Mehr Solaranlagen sollen nicht gefördert werden, hatte einst die schwarz-gelbe Koalition fast zeitgleich mit der Verlängerung der AKW-Laufzeiten beschlossen. Letzteres wurde schon ein gutes halbes Jahr später wieder kassiert, nachdem es im japanischen Fukushima zur mehrfachen Reaktorschmelze gekommen war.

Doch der Solardeckel blieb und der Ausbau stößt sich inzwischen an ihm. Bisher sind Anlagen mit einer Leistung von knapp 51 GW am Netz. Die Solarbranche hatte daher letzte Woche in Karlsruhe Verfassungsbeschwerde gegen diese Einschränkung eingelegt. Immerhin geht es auch um einige 10.000 Arbeitsplätze.

Nun soll am Donnerstag der Deckel aufgehoben werden. Allerdings wird es wohl Förderung zunächst nur für Anlagen bis 750 Kilowatt geben, was eher kleinere Anlagen sind. Ein richtiger Durchbruch scheint noch nicht erfolgt.

Umso schlimmer ist es da für die Branche der Erneuerbaren, dass sich die SPD im Gegenzug eine pauschale 1000-Meter-Abstandsregelung für Windkraftanlagen abringen ließ. Um jedes einzelne Wohnhaus sollen in einem Radius von 1.000 Metern neue Windkraftanlagen tabu sein.

Zum Vergleich: Das neue, zunächst an einem Ort ohne Baugenehmigung errichtete Steinkohlekraftwerk Datteln 4, steht nur 600 Meter von den nächsten Wohnhäusern entfernt. Und der Reaktordruckbehälter des AKW Brokdorf an der Unterelbe wurde nur 300 Meter vom nächsten Bauernhof gebaut.

Braunkohle überflüssig

Kaum zu glauben, dass sich die Erneuerbaren trotzdem so gut schlagen. Derzeit werden die Früchte der vergangenen Jahre eingefahren. Würde der weitere Ausbau nicht so stark behindert, könnte vermutlich 2030 schon eine 100-prozentige Versorgung mit Grünstrom erreicht sein. Braunkohle erscheint hingegen schon jetzt weitgehend überflüssig.

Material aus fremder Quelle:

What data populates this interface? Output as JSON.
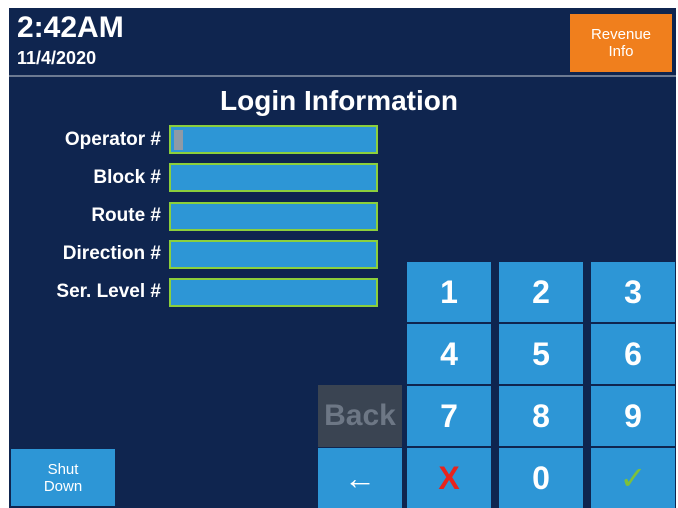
{
  "header": {
    "time": "2:42AM",
    "date": "11/4/2020",
    "revenue_button": "Revenue\nInfo"
  },
  "login": {
    "title": "Login Information",
    "fields": [
      {
        "label": "Operator #",
        "value": ""
      },
      {
        "label": "Block #",
        "value": ""
      },
      {
        "label": "Route #",
        "value": ""
      },
      {
        "label": "Direction #",
        "value": ""
      },
      {
        "label": "Ser. Level #",
        "value": ""
      }
    ]
  },
  "keypad": {
    "keys": [
      "1",
      "2",
      "3",
      "4",
      "5",
      "6",
      "7",
      "8",
      "9"
    ],
    "back_arrow": "←",
    "cancel": "X",
    "zero": "0",
    "confirm": "✓"
  },
  "buttons": {
    "back": "Back",
    "shutdown": "Shut\nDown"
  },
  "colors": {
    "background": "#0f254f",
    "field_fill": "#2d96d6",
    "field_border": "#8ccf3c",
    "revenue_button": "#f07f1d",
    "cancel_x": "#e8231d",
    "confirm_check": "#7dc03b"
  }
}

Seit vier Wochen tragen zum Beispiel Gaskraftwerke mehr als Braunkohlekraftwerke zur Netto-Stromversorgung im öffentlichen Netz bei, schreibt Bruno Burger vom Fraunhofer-Institut für Solare Energiesysteme auf Twitter. Das habe es in Deutschland nie zuvor gegeben. Nicht einmal eine Woche lang habe Gas bisher vor der Braunkohle gelegen.

Als Grund hat Burger die niedrigen Gaspreise und die gestiegenen Preise für CO2-Emissionen ausgemacht. Meist noch größer ist der Beitrag sowohl der Wind- als auch der Solarenergie, wie man hier sehen kann. Der Anteil der erneuerbaren Energieträger zur Netto-Einspeisung ins öffentliche Netz betrug 2020 nach den von Burger gesammelten Daten bisher beachtliche 56,4 Prozent. Die Schwankungsbreite lag zwischen 20,5 Prozent am 23. Januar und 78,5 Prozent am 22. Februar.

Vermischtes

Und wieder einmal ist in der vergangenen Woche rund ums Klima und in Sachen Energiepolitik wesentlich mehr geschehen, als sich hier in der gebotenen Ausführlichkeit mitteilen ließe. Neben vielem anderen wären da die erneuten US-amerikanischen Drohungen gegen den Bau der deutsch-russischen Gaspipeline Nordstream 2 oder die Berliner Diskussionen über eine Citymaut.

Außerdem hat Deutschland nun eine Wasserstoffstrategie, und wir müssen wohl aufpassen, dass nicht auf einmal die Kohlekraftwerke wieder mehr laufen, um Wasserstoff zu erzeugen.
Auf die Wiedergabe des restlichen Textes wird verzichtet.